Meu desempenho foi... porque...
- maravilhoso, os assuntos foram interessantes; - regular, Biologia é muito difícil;
- muito bom, as aulas foram organizadas;
- regular, não consigo guardar quase anda na cabeça; - ruim, porque não consegui fazer a avaliação;
- médio, não tive um professor que explicasse bem a matéria no ano passado, aos poucos, vou aprendendo mais;
- bom, prestei atenção nas aulas e fiquei sabendo vários assuntos que eu não conhecia ainda;
- o máximo que consegui dar de mim, foi ate eu conseguir entender; - bom, aprendi o que foi ensinado;
- mais ou menos, porque eu estava com problemas;
- não foi muito bom, tive algumas faltas por causa do trabalho;
- muito bom, é importante aprender esta matéria. (Diário, 30 abr. 2002, p. 51)

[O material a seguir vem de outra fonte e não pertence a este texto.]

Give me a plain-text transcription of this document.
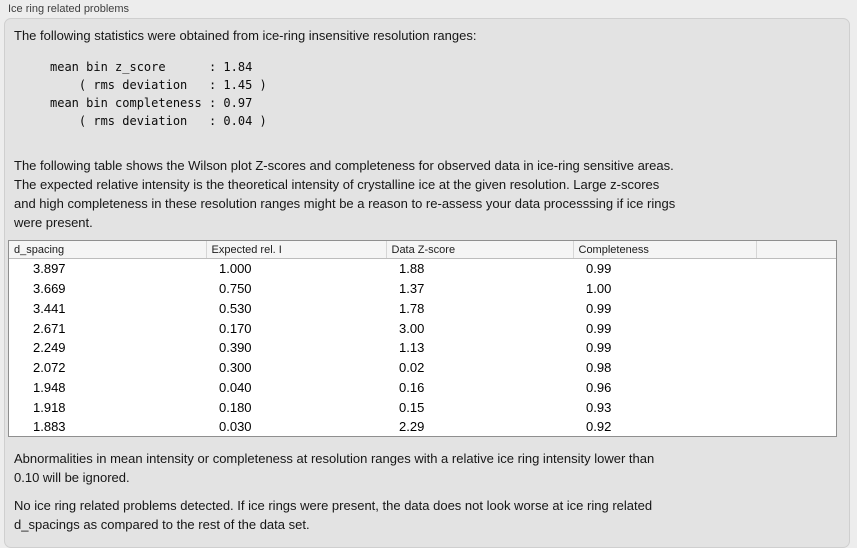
Ice ring related problems
The following statistics were obtained from ice-ring insensitive resolution ranges:
mean bin z_score      : 1.84
( rms deviation   : 1.45 )
mean bin completeness : 0.97
( rms deviation   : 0.04 )
The following table shows the Wilson plot Z-scores and completeness for observed data in ice-ring sensitive areas.
The expected relative intensity is the theoretical intensity of crystalline ice at the given resolution. Large z-scores
and high completeness in these resolution ranges might be a reason to re-assess your data processsing if ice rings
were present.
d_spacing	Expected rel. I	Data Z-score	Completeness	
3.897	1.000	1.88	0.99	
3.669	0.750	1.37	1.00	
3.441	0.530	1.78	0.99	
2.671	0.170	3.00	0.99	
2.249	0.390	1.13	0.99	
2.072	0.300	0.02	0.98	
1.948	0.040	0.16	0.96	
1.918	0.180	0.15	0.93	
1.883	0.030	2.29	0.92	
Abnormalities in mean intensity or completeness at resolution ranges with a relative ice ring intensity lower than
0.10 will be ignored.
No ice ring related problems detected. If ice rings were present, the data does not look worse at ice ring related
d_spacings as compared to the rest of the data set.
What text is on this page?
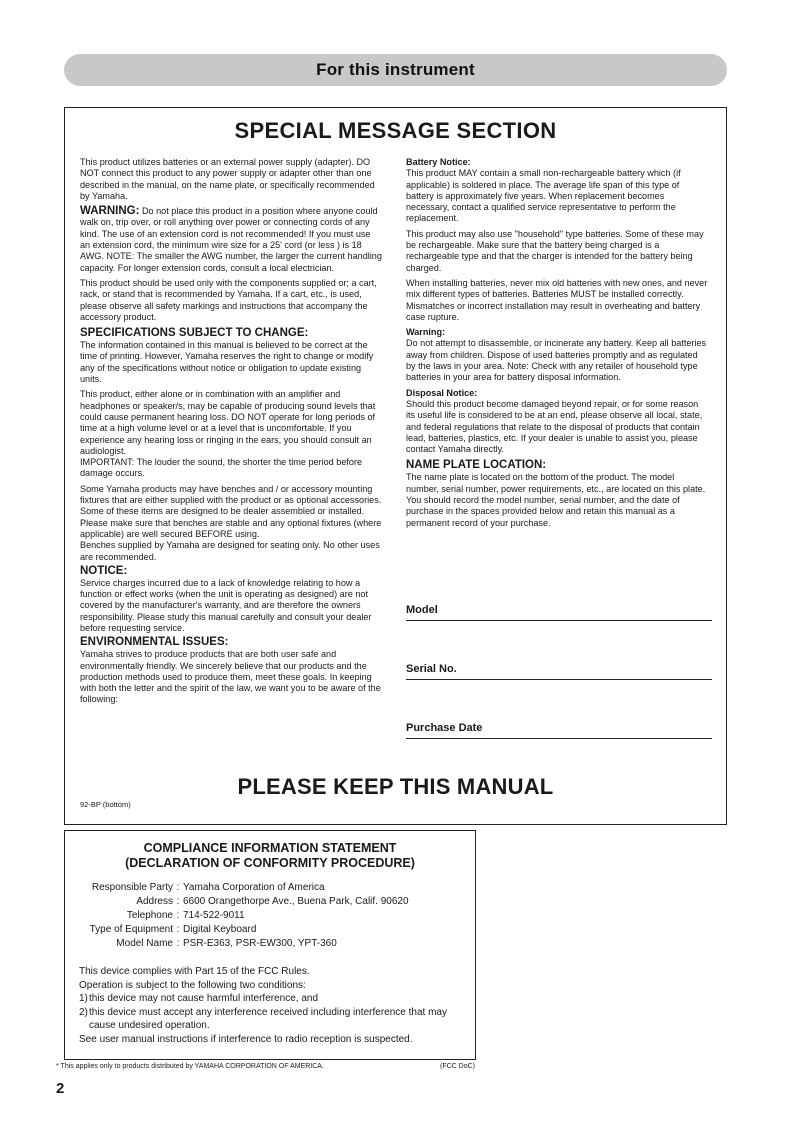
For this instrument
SPECIAL MESSAGE SECTION

This product utilizes batteries or an external power supply (adapter). DO NOT connect this product to any power supply or adapter other than one described in the manual, on the name plate, or specifically recommended by Yamaha.

WARNING: Do not place this product in a position where anyone could walk on, trip over, or roll anything over power or connecting cords of any kind. The use of an extension cord is not recommended! If you must use an extension cord, the minimum wire size for a 25' cord (or less ) is 18 AWG. NOTE: The smaller the AWG number, the larger the current handling capacity. For longer extension cords, consult a local electrician.

This product should be used only with the components supplied or; a cart, rack, or stand that is recommended by Yamaha. If a cart, etc., is used, please observe all safety markings and instructions that accompany the accessory product.

SPECIFICATIONS SUBJECT TO CHANGE:

The information contained in this manual is believed to be correct at the time of printing. However, Yamaha reserves the right to change or modify any of the specifications without notice or obligation to update existing units.

This product, either alone or in combination with an amplifier and headphones or speaker/s, may be capable of producing sound levels that could cause permanent hearing loss. DO NOT operate for long periods of time at a high volume level or at a level that is uncomfortable. If you experience any hearing loss or ringing in the ears, you should consult an audiologist.

IMPORTANT: The louder the sound, the shorter the time period before damage occurs.

Some Yamaha products may have benches and / or accessory mounting fixtures that are either supplied with the product or as optional accessories. Some of these items are designed to be dealer assembled or installed. Please make sure that benches are stable and any optional fixtures (where applicable) are well secured BEFORE using.

Benches supplied by Yamaha are designed for seating only. No other uses are recommended.

NOTICE:

Service charges incurred due to a lack of knowledge relating to how a function or effect works (when the unit is operating as designed) are not covered by the manufacturer's warranty, and are therefore the owners responsibility. Please study this manual carefully and consult your dealer before requesting service.

ENVIRONMENTAL ISSUES:

Yamaha strives to produce products that are both user safe and environmentally friendly. We sincerely believe that our products and the production methods used to produce them, meet these goals. In keeping with both the letter and the spirit of the law, we want you to be aware of the following:

Battery Notice:

This product MAY contain a small non-rechargeable battery which (if applicable) is soldered in place. The average life span of this type of battery is approximately five years. When replacement becomes necessary, contact a qualified service representative to perform the replacement.

This product may also use "household" type batteries. Some of these may be rechargeable. Make sure that the battery being charged is a rechargeable type and that the charger is intended for the battery being charged.

When installing batteries, never mix old batteries with new ones, and never mix different types of batteries. Batteries MUST be installed correctly. Mismatches or incorrect installation may result in overheating and battery case rupture.

Warning:

Do not attempt to disassemble, or incinerate any battery. Keep all batteries away from children. Dispose of used batteries promptly and as regulated by the laws in your area. Note: Check with any retailer of household type batteries in your area for battery disposal information.

Disposal Notice:

Should this product become damaged beyond repair, or for some reason its useful life is considered to be at an end, please observe all local, state, and federal regulations that relate to the disposal of products that contain lead, batteries, plastics, etc. If your dealer is unable to assist you, please contact Yamaha directly.

NAME PLATE LOCATION:

The name plate is located on the bottom of the product. The model number, serial number, power requirements, etc., are located on this plate. You should record the model number, serial number, and the date of purchase in the spaces provided below and retain this manual as a permanent record of your purchase.

Model
Serial No.
Purchase Date
PLEASE KEEP THIS MANUAL
92-BP (bottom)
COMPLIANCE INFORMATION STATEMENT
(DECLARATION OF CONFORMITY PROCEDURE)
Responsible Party : Yamaha Corporation of America
Address : 6600 Orangethorpe Ave., Buena Park, Calif. 90620
Telephone : 714-522-9011
Type of Equipment : Digital Keyboard
Model Name : PSR-E363, PSR-EW300, YPT-360

This device complies with Part 15 of the FCC Rules.

Operation is subject to the following two conditions:

1) this device may not cause harmful interference, and
2) this device must accept any interference received including interference that may cause undesired operation.

See user manual instructions if interference to radio reception is suspected.

* This applies only to products distributed by YAMAHA CORPORATION OF AMERICA.	(FCC DoC)
2
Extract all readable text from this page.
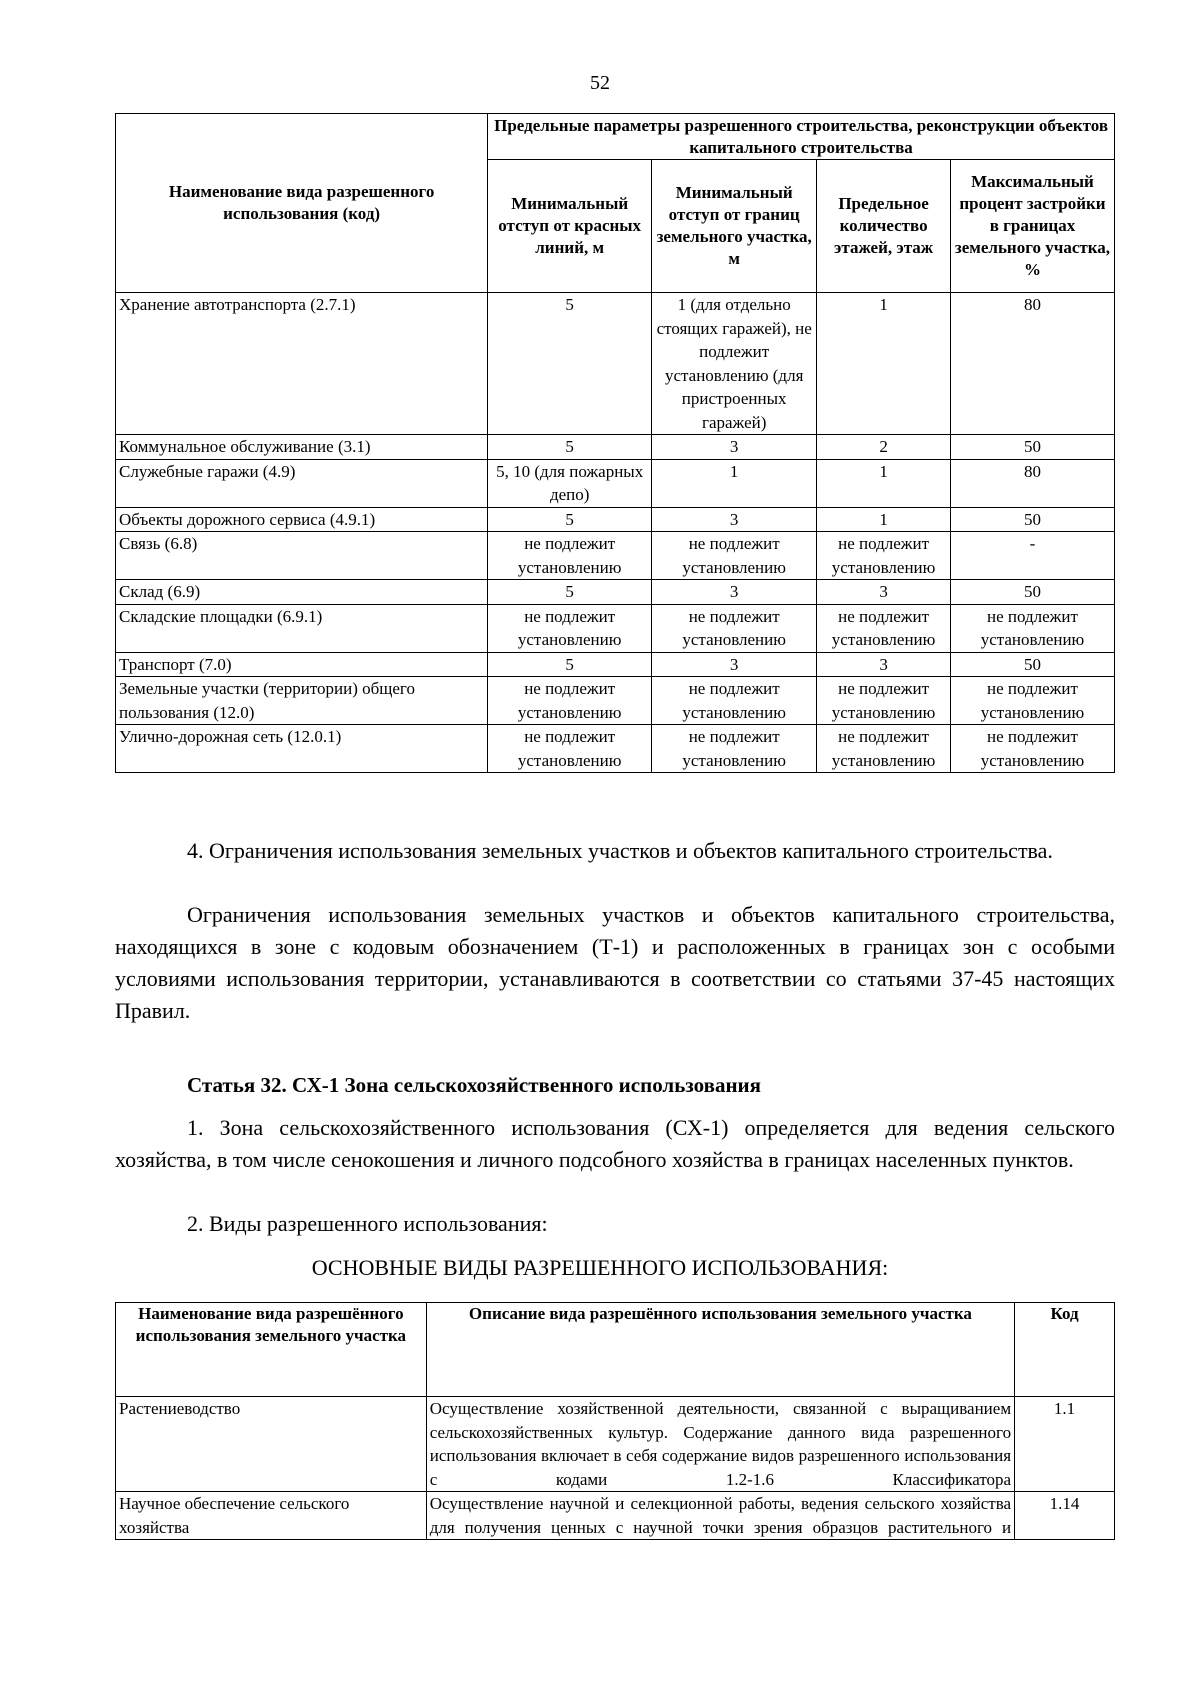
52
Наименование вида разрешенного использования (код)	Предельные параметры разрешенного строительства, реконструкции объектов капитального строительства			
	Минимальный отступ от красных линий, м	Минимальный отступ от границ земельного участка, м	Предельное количество этажей, этаж	Максимальный процент застройки в границах земельного участка, %
Хранение автотранспорта (2.7.1)	5	1 (для отдельно стоящих гаражей), не подлежит установлению (для пристроенных гаражей)	1	80
Коммунальное обслуживание (3.1)	5	3	2	50
Служебные гаражи (4.9)	5, 10 (для пожарных депо)	1	1	80
Объекты дорожного сервиса (4.9.1)	5	3	1	50
Связь (6.8)	не подлежит установлению	не подлежит установлению	не подлежит установлению	-
Склад (6.9)	5	3	3	50
Складские площадки (6.9.1)	не подлежит установлению	не подлежит установлению	не подлежит установлению	не подлежит установлению
Транспорт (7.0)	5	3	3	50
Земельные участки (территории) общего пользования (12.0)	не подлежит установлению	не подлежит установлению	не подлежит установлению	не подлежит установлению
Улично-дорожная сеть (12.0.1)	не подлежит установлению	не подлежит установлению	не подлежит установлению	не подлежит установлению

4. Ограничения использования земельных участков и объектов капитального строительства.

Ограничения использования земельных участков и объектов капитального строительства, находящихся в зоне с кодовым обозначением (Т-1) и расположенных в границах зон с особыми условиями использования территории, устанавливаются в соответствии со статьями 37-45 настоящих Правил.

Статья 32. СХ-1 Зона сельскохозяйственного использования

1. Зона сельскохозяйственного использования (СХ-1) определяется для ведения сельского хозяйства, в том числе сенокошения и личного подсобного хозяйства в границах населенных пунктов.

2. Виды разрешенного использования:

ОСНОВНЫЕ ВИДЫ РАЗРЕШЕННОГО ИСПОЛЬЗОВАНИЯ:

Наименование вида разрешённого использования земельного участка	Описание вида разрешённого использования земельного участка	Код
Растениеводство	Осуществление хозяйственной деятельности, связанной с выращиванием сельскохозяйственных культур. Содержание данного вида разрешенного использования включает в себя содержание видов разрешенного использования с кодами 1.2-1.6 Классификатора	1.1
Научное обеспечение сельского хозяйства	Осуществление научной и селекционной работы, ведения сельского хозяйства для получения ценных с научной точки зрения образцов растительного и	1.14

Promover a avaliação da disciplina era algo novo para os/as alunos/as. Podiam expressar seus descontentamentos com o processo, mas ao mesmo tempo, se comprometiam com este processo ao participar dele. Envolvia escolhas que implicavam ao/à aluno/a aprender a criticar de forma responsável a disciplina de Biologia e ainda a olhar para o próprio desempenho.
Villani e Cabral (1997) apontam para a necessidade de lançar apelos, mesmo que implícitos, para estimular os/as alunos/as a se responsabilizem pelo conhecimento alcançado e a realizarem escolhas a partir do conhecimento adquirido e aceito. auxiliando- os no domínio do saber e na avaliação crítica sobre seu próprio processo.